By Modupe Gbadeyanka
Nigeria’s Securities and Exchange Commission (SEC) has made clarifications concerning the registration of dealing members in the capital market in the country.
In a circular issued on Friday, December 16, 2016, the capital market’s regulatory body emphasised that it is the only agency empowered to register members and no other institutions.
SEC explained that the clarification became necessary following a “circular issued by a regulatory institution directing some persons to register as dealing members with the FMDQ OTC Securities Exchange, an exchange registered by the commission.”
Quoting Section 38 of the ISA, 2007, the agency stressed that “no person shall operate in the Nigerian capital market as an expert or professional or in any other capacity as may be determined by the Commission; or carry on investments and securities business unless the person is registered in accordance with the Act and the rules and regulations made there under.

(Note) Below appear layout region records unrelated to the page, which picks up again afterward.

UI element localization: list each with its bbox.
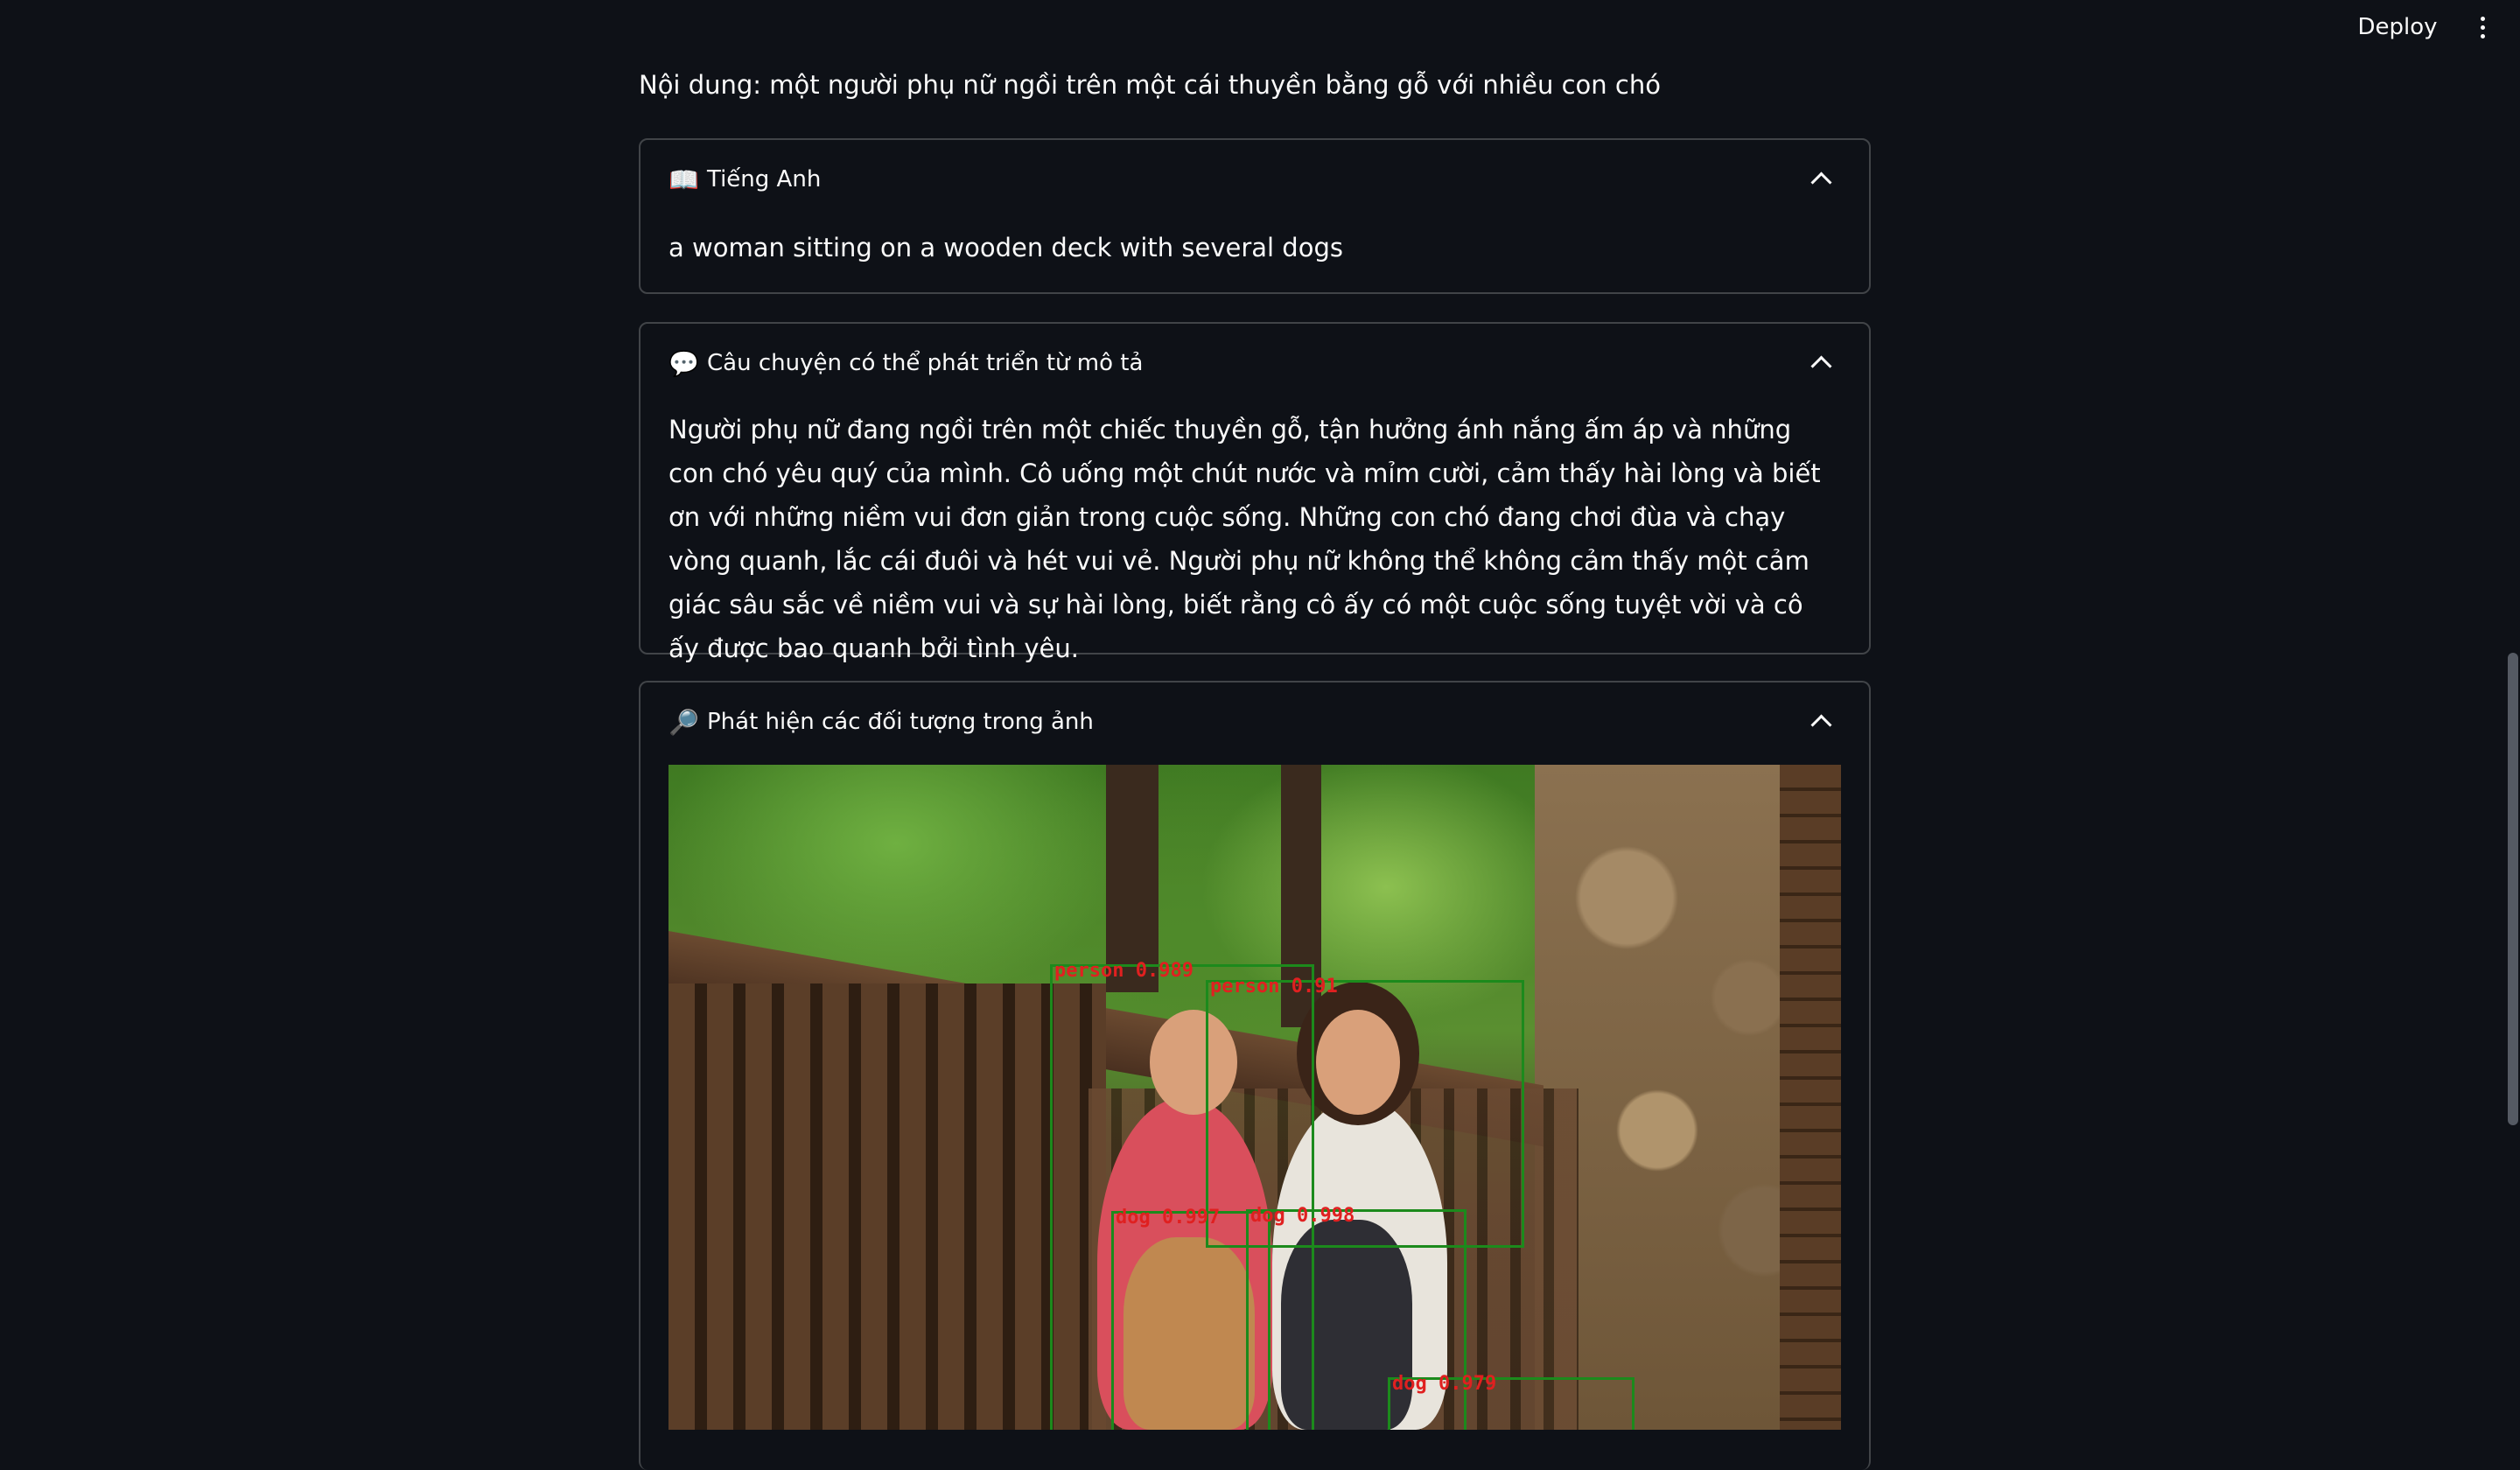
expander-english-body: a woman sitting on a wooden deck with se… <box>668 226 1841 270</box>
detection-result-image: person 0.989 person 0.91 dog 0.997 dog 0… <box>668 765 1841 1430</box>
deck-fence <box>668 984 1106 1430</box>
story-text: Người phụ nữ đang ngồi trên một chiếc th… <box>668 415 1821 663</box>
top-toolbar: Deploy <box>0 0 2520 56</box>
deploy-button[interactable]: Deploy <box>2338 9 2457 46</box>
detection-label: person 0.91 <box>1210 976 1338 998</box>
detection-label: dog 0.998 <box>1250 1205 1355 1227</box>
expander-story: 💬 Câu chuyện có thể phát triển từ mô tả … <box>639 322 1871 663</box>
expander-title: Phát hiện các đối tượng trong ảnh <box>707 709 1094 735</box>
speech-bubble-icon: 💬 <box>668 348 699 378</box>
expander-object-detection: 🔎 Phát hiện các đối tượng trong ảnh pers… <box>639 681 1871 1470</box>
chevron-up-icon[interactable] <box>1810 172 1832 193</box>
expander-english-header[interactable]: 📖 Tiếng Anh <box>668 140 1841 219</box>
expander-english: 📖 Tiếng Anh a woman sitting on a wooden … <box>639 138 1871 294</box>
expander-title: Câu chuyện có thể phát triển từ mô tả <box>707 350 1144 376</box>
chevron-up-icon[interactable] <box>1810 714 1832 736</box>
detection-label: dog 0.997 <box>1116 1207 1221 1228</box>
content-caption: Nội dung: một người phụ nữ ngồi trên một… <box>639 70 1661 100</box>
expander-detection-header[interactable]: 🔎 Phát hiện các đối tượng trong ảnh <box>668 682 1841 761</box>
chevron-up-icon[interactable] <box>1810 355 1832 377</box>
log-wall <box>1780 765 1841 1430</box>
page-scrollbar[interactable] <box>2508 653 2518 1125</box>
detection-label: dog 0.979 <box>1392 1373 1497 1395</box>
more-vertical-icon[interactable] <box>2468 10 2497 44</box>
detection-box: dog 0.979 <box>1388 1373 1634 1430</box>
expander-title: Tiếng Anh <box>707 166 822 192</box>
expander-story-header[interactable]: 💬 Câu chuyện có thể phát triển từ mô tả <box>668 324 1841 402</box>
open-book-icon: 📖 <box>668 164 699 194</box>
magnifying-glass-icon: 🔎 <box>668 707 699 737</box>
detection-label: person 0.989 <box>1054 960 1194 982</box>
english-caption: a woman sitting on a wooden deck with se… <box>668 233 1343 262</box>
tree-trunk <box>1106 765 1158 992</box>
expander-story-body: Người phụ nữ đang ngồi trên một chiếc th… <box>668 408 1841 670</box>
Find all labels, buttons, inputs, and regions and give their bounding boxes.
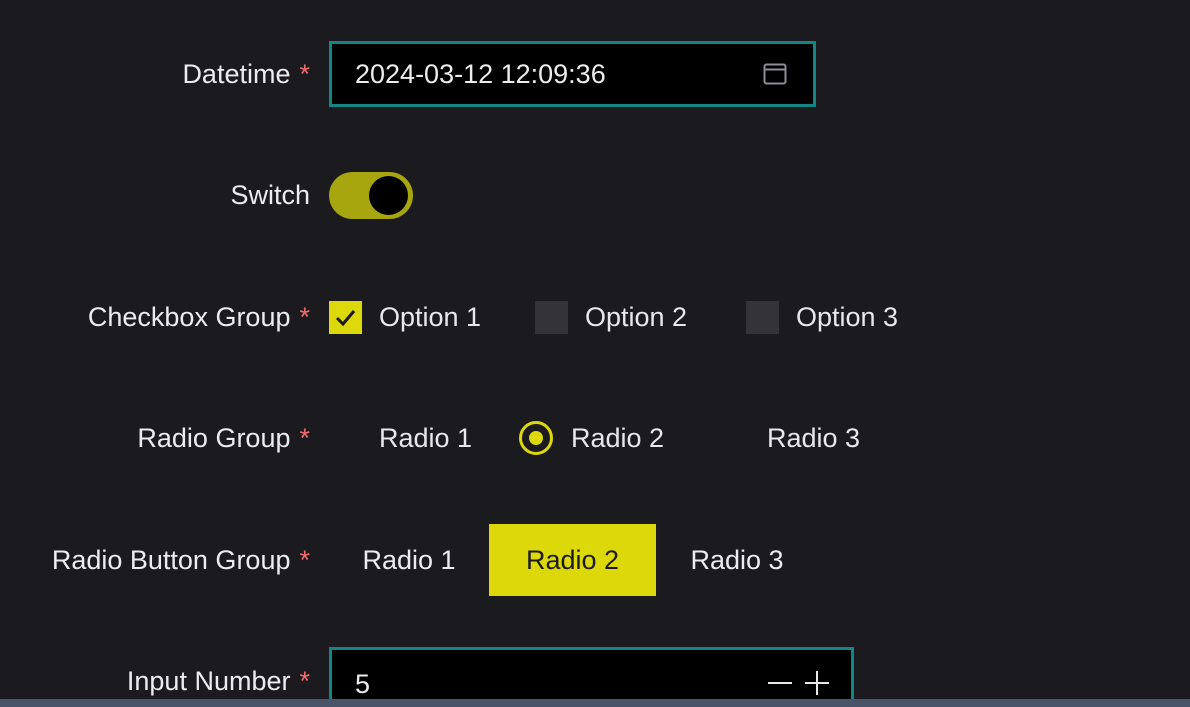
number-value[interactable]: 5	[355, 660, 370, 699]
switch-toggle[interactable]	[329, 172, 413, 219]
input-number-label-text: Input Number	[126, 666, 291, 696]
switch-label-text: Switch	[230, 180, 310, 210]
radio-dot	[529, 431, 543, 445]
radio-button-label: Radio 3	[690, 545, 784, 575]
required-mark: *	[299, 545, 310, 575]
datetime-label-text: Datetime	[182, 59, 291, 89]
checkbox-group-row: Checkbox Group * Option 1 Option 2 Option…	[0, 281, 1190, 353]
datetime-label: Datetime *	[182, 38, 310, 110]
radio-option-label: Radio 1	[379, 423, 473, 453]
check-icon	[335, 310, 356, 327]
radio-group-label: Radio Group *	[137, 402, 310, 474]
radio-group-label-text: Radio Group	[137, 423, 291, 453]
radio-button-group-label: Radio Button Group *	[52, 524, 310, 596]
switch-knob	[369, 176, 408, 215]
checkbox-group-label: Checkbox Group *	[88, 281, 310, 353]
checkbox-checked[interactable]	[329, 301, 362, 334]
minus-icon[interactable]	[767, 670, 793, 696]
checkbox-group-label-text: Checkbox Group	[87, 302, 291, 332]
radio-button-group-row: Radio Button Group * Radio 1 Radio 2 Radi…	[0, 524, 1190, 596]
calendar-icon[interactable]	[763, 62, 787, 86]
checkbox-unchecked[interactable]	[746, 301, 779, 334]
radio-button-label: Radio 2	[525, 545, 620, 575]
checkbox-option-label: Option 1	[379, 302, 482, 332]
input-number-row: Input Number * 5	[0, 645, 1190, 699]
switch-label: Switch	[230, 159, 310, 231]
switch-row: Switch	[0, 159, 1190, 231]
checkbox-option-label: Option 2	[585, 302, 688, 332]
radio-option-label: Radio 2	[571, 423, 665, 453]
plus-icon[interactable]	[804, 670, 830, 696]
checkbox-option-label: Option 3	[796, 302, 899, 332]
radio-button-group-label-text: Radio Button Group	[51, 545, 291, 575]
datetime-value[interactable]: 2024-03-12 12:09:36	[355, 44, 606, 104]
radio-option-3[interactable]: Radio 3	[767, 402, 860, 474]
datetime-row: Datetime * 2024-03-12 12:09:36	[0, 38, 1190, 110]
required-mark: *	[299, 302, 310, 332]
radio-button-label: Radio 1	[362, 545, 456, 575]
bottom-bar	[0, 699, 1190, 707]
radio-group-row: Radio Group * Radio 1 Radio 2 Radio 3	[0, 402, 1190, 474]
number-input[interactable]: 5	[329, 647, 854, 699]
input-number-label: Input Number *	[127, 645, 310, 699]
checkbox-unchecked[interactable]	[535, 301, 568, 334]
required-mark: *	[299, 423, 310, 453]
radio-button-2[interactable]: Radio 2	[489, 524, 656, 596]
required-mark: *	[299, 59, 310, 89]
required-mark: *	[299, 666, 310, 696]
radio-option-label: Radio 3	[767, 423, 861, 453]
radio-button-3[interactable]: Radio 3	[656, 524, 818, 596]
datetime-input[interactable]: 2024-03-12 12:09:36	[329, 41, 816, 107]
radio-selected-indicator[interactable]	[519, 421, 553, 455]
radio-button-1[interactable]: Radio 1	[329, 524, 489, 596]
radio-option-1[interactable]: Radio 1	[379, 402, 472, 474]
settings-form: Datetime * 2024-03-12 12:09:36 Switch Ch…	[0, 0, 1190, 699]
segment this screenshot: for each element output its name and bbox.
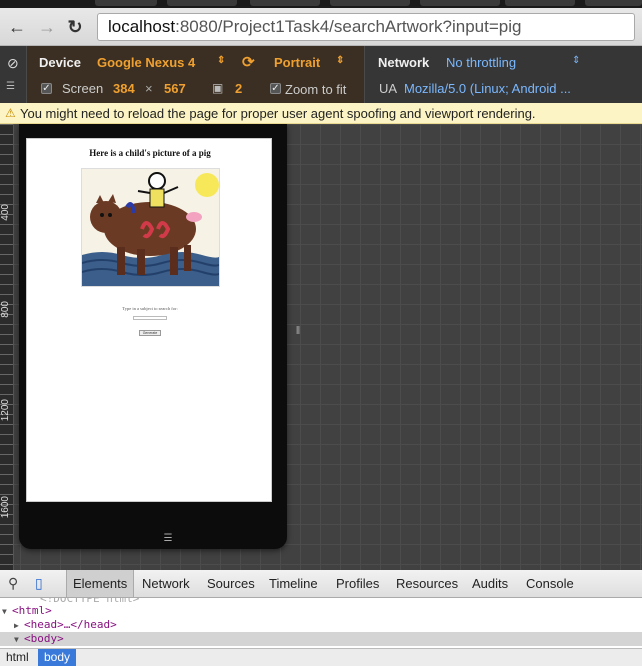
warning-icon: ⚠: [5, 106, 16, 120]
tab-resources[interactable]: Resources: [390, 570, 464, 597]
crumb-html[interactable]: html: [0, 649, 35, 666]
device-emulation-bar: ⊘ ☰ Device Google Nexus 4 ⇕ ⟳ Portrait ⇕…: [0, 46, 642, 103]
child-pig-drawing: [82, 169, 219, 286]
tab[interactable]: [505, 0, 575, 6]
device-frame: Here is a child's picture of a pig Type …: [19, 124, 300, 549]
disable-emulation-icon[interactable]: ⊘: [7, 55, 19, 72]
page-heading: Here is a child's picture of a pig: [89, 148, 211, 158]
screen-height-field[interactable]: 567: [164, 81, 186, 96]
dpr-field[interactable]: 2: [235, 81, 242, 96]
tab[interactable]: [585, 0, 642, 6]
back-icon[interactable]: ←: [6, 16, 28, 38]
device-select[interactable]: Google Nexus 4: [97, 55, 195, 70]
resize-handle-icon[interactable]: ☰: [161, 534, 175, 544]
tab-profiles[interactable]: Profiles: [330, 570, 385, 597]
tab-strip[interactable]: [0, 0, 642, 8]
device-label: Device: [39, 55, 81, 70]
tree-line-html[interactable]: ▼ <html>: [2, 604, 642, 618]
devtools-tabbar: ⚲ ▯ Elements Network Sources Timeline Pr…: [0, 570, 642, 598]
network-throttle-select[interactable]: No throttling: [446, 55, 516, 70]
tab[interactable]: [250, 0, 320, 6]
url-host: localhost: [108, 17, 176, 36]
divider: [26, 46, 27, 103]
search-input[interactable]: [133, 316, 167, 320]
expand-icon[interactable]: ▶: [14, 619, 24, 633]
select-arrows-icon: ⇕: [572, 55, 581, 66]
screen-width-field[interactable]: 384: [113, 81, 135, 96]
reload-icon[interactable]: ↻: [64, 16, 86, 38]
ua-label: UA: [379, 81, 398, 96]
emulated-screen[interactable]: Here is a child's picture of a pig Type …: [26, 138, 272, 502]
collapse-icon[interactable]: ▼: [2, 605, 12, 619]
tree-tag: <html>: [12, 604, 52, 617]
tab[interactable]: [95, 0, 157, 6]
generate-button[interactable]: Generate: [139, 330, 161, 336]
tree-line-head[interactable]: ▶ <head>…</head>: [14, 618, 642, 632]
resize-handle-icon[interactable]: ‖: [291, 324, 305, 338]
breadcrumb: html body: [0, 648, 642, 666]
divider: [364, 46, 365, 103]
collapse-icon[interactable]: ▼: [14, 633, 24, 647]
tab[interactable]: [167, 0, 237, 6]
times-sign: ×: [145, 81, 153, 96]
tree-tag: <head>…</head>: [24, 618, 117, 631]
ruler-mark: 400: [0, 204, 11, 221]
zoom-to-fit-checkbox[interactable]: ✓: [270, 83, 281, 94]
vertical-ruler: 400 800 1200 1600: [0, 124, 14, 570]
network-label: Network: [378, 55, 430, 70]
search-icon[interactable]: ⚲: [8, 576, 18, 590]
tree-line-body[interactable]: ▼ <body>: [0, 632, 642, 646]
emulation-stage: 400 800 1200 1600 Here is a child's pict…: [0, 124, 642, 570]
crumb-body[interactable]: body: [38, 649, 77, 666]
dom-tree: <!DOCTYPE html> ▼ <html> ▶ <head>…</head> …: [0, 598, 642, 650]
devtools-panel: ⚲ ▯ Elements Network Sources Timeline Pr…: [0, 570, 642, 670]
warning-bar: ⚠ You might need to reload the page for …: [0, 103, 642, 124]
select-arrows-icon: ⇕: [336, 55, 345, 66]
device-mode-icon[interactable]: ▯: [35, 576, 43, 590]
artwork-image: [81, 168, 220, 287]
url-path: :8080/Project1Task4/searchArtwork?input=…: [175, 17, 522, 36]
forward-icon[interactable]: →: [36, 16, 58, 38]
tree-tag: <body>: [24, 632, 64, 645]
tab-timeline[interactable]: Timeline: [263, 570, 324, 597]
address-bar[interactable]: localhost:8080/Project1Task4/searchArtwo…: [97, 13, 635, 41]
search-prompt: Type in a subject to search for:: [122, 306, 178, 311]
tab-sources[interactable]: Sources: [201, 570, 261, 597]
media-query-icon[interactable]: ☰: [6, 81, 15, 92]
ruler-mark: 1200: [0, 399, 11, 422]
tab[interactable]: [420, 0, 500, 6]
swap-dimensions-icon[interactable]: ⟳: [242, 53, 255, 71]
zoom-to-fit-label: Zoom to fit: [285, 82, 347, 97]
user-agent-field[interactable]: Mozilla/5.0 (Linux; Android ...: [404, 81, 571, 96]
screen-label: Screen: [62, 81, 104, 96]
toolbar: ← → ↻ localhost:8080/Project1Task4/searc…: [0, 8, 642, 46]
warning-text: You might need to reload the page for pr…: [20, 106, 536, 121]
tab[interactable]: [330, 0, 410, 6]
ruler-mark: 1600: [0, 496, 11, 519]
device-pixel-ratio-icon: ▣: [212, 81, 224, 95]
tab-console[interactable]: Console: [520, 570, 580, 597]
screen-checkbox[interactable]: ✓: [41, 83, 52, 94]
tab-elements[interactable]: Elements: [66, 570, 135, 597]
tab-network[interactable]: Network: [136, 570, 196, 597]
select-arrows-icon: ⇕: [217, 55, 226, 66]
tab-audits[interactable]: Audits: [466, 570, 514, 597]
browser-window: { "browser": { "url_host": "localhost", …: [0, 0, 642, 670]
orientation-select[interactable]: Portrait: [274, 55, 320, 70]
ruler-mark: 800: [0, 301, 11, 318]
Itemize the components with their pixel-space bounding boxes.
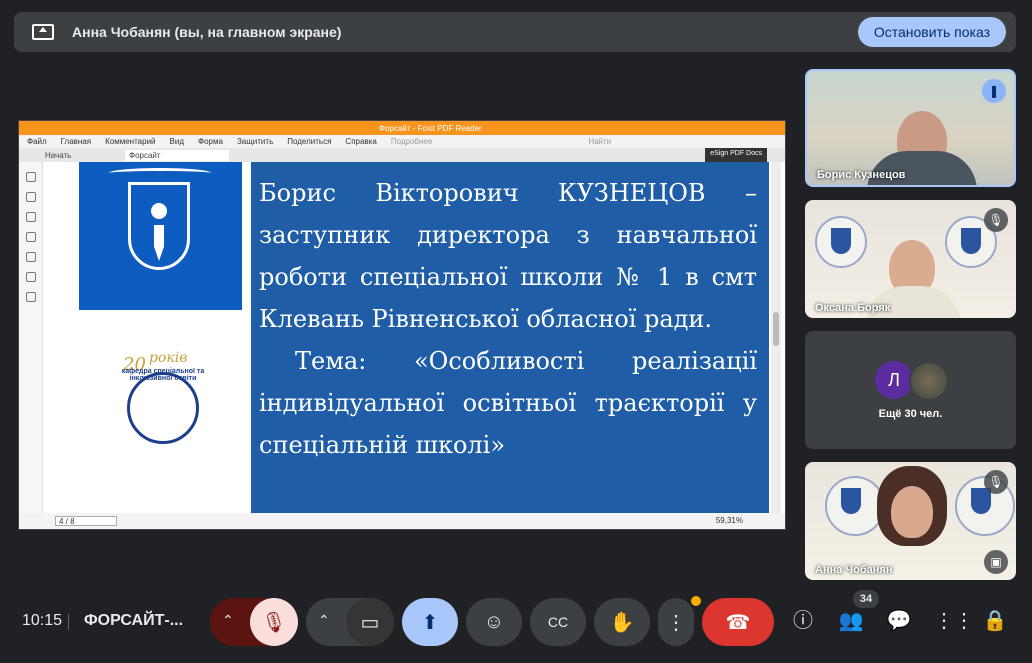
more-participants-label: Ещё 30 чел.	[878, 408, 943, 420]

“Furthermore, Section 315 of the Investment and Securities Act (ISA), 2007 defines a dealing member as ‘a body corporate which is a member of a recognized Securities Exchange and is licensed to engage in dealing in Securities on that exchange.’
“By the above provisions of the law, only dealing members registered by the Commission are permitted to engage in capital market activities in the Nigerian capital market.
“Consequently, the Securities and Exchange Commission as the Apex regulator of the Nigerian capital market wishes to state as follows:
“By virtue of Section 13 (g) of the ISA, the Commission is responsible for the registration of all corporate and individual market operators;
“Only persons registered by the Commission are permitted to operate in the Nigerian Capital market and as such, on all platforms registered by it.”
SEC emphasised that it would not “hesitate to take appropriate enforcement action against any person found to be in violation of the provisions of the ISA 2007 and the Rules and Regulations made pursuant thereto.”
Concluding, the agency pointed out that while it “remains supportive of initiatives geared towards advancing the Nigeria capital market, such initiatives must confine to the prevailing legislative regime.”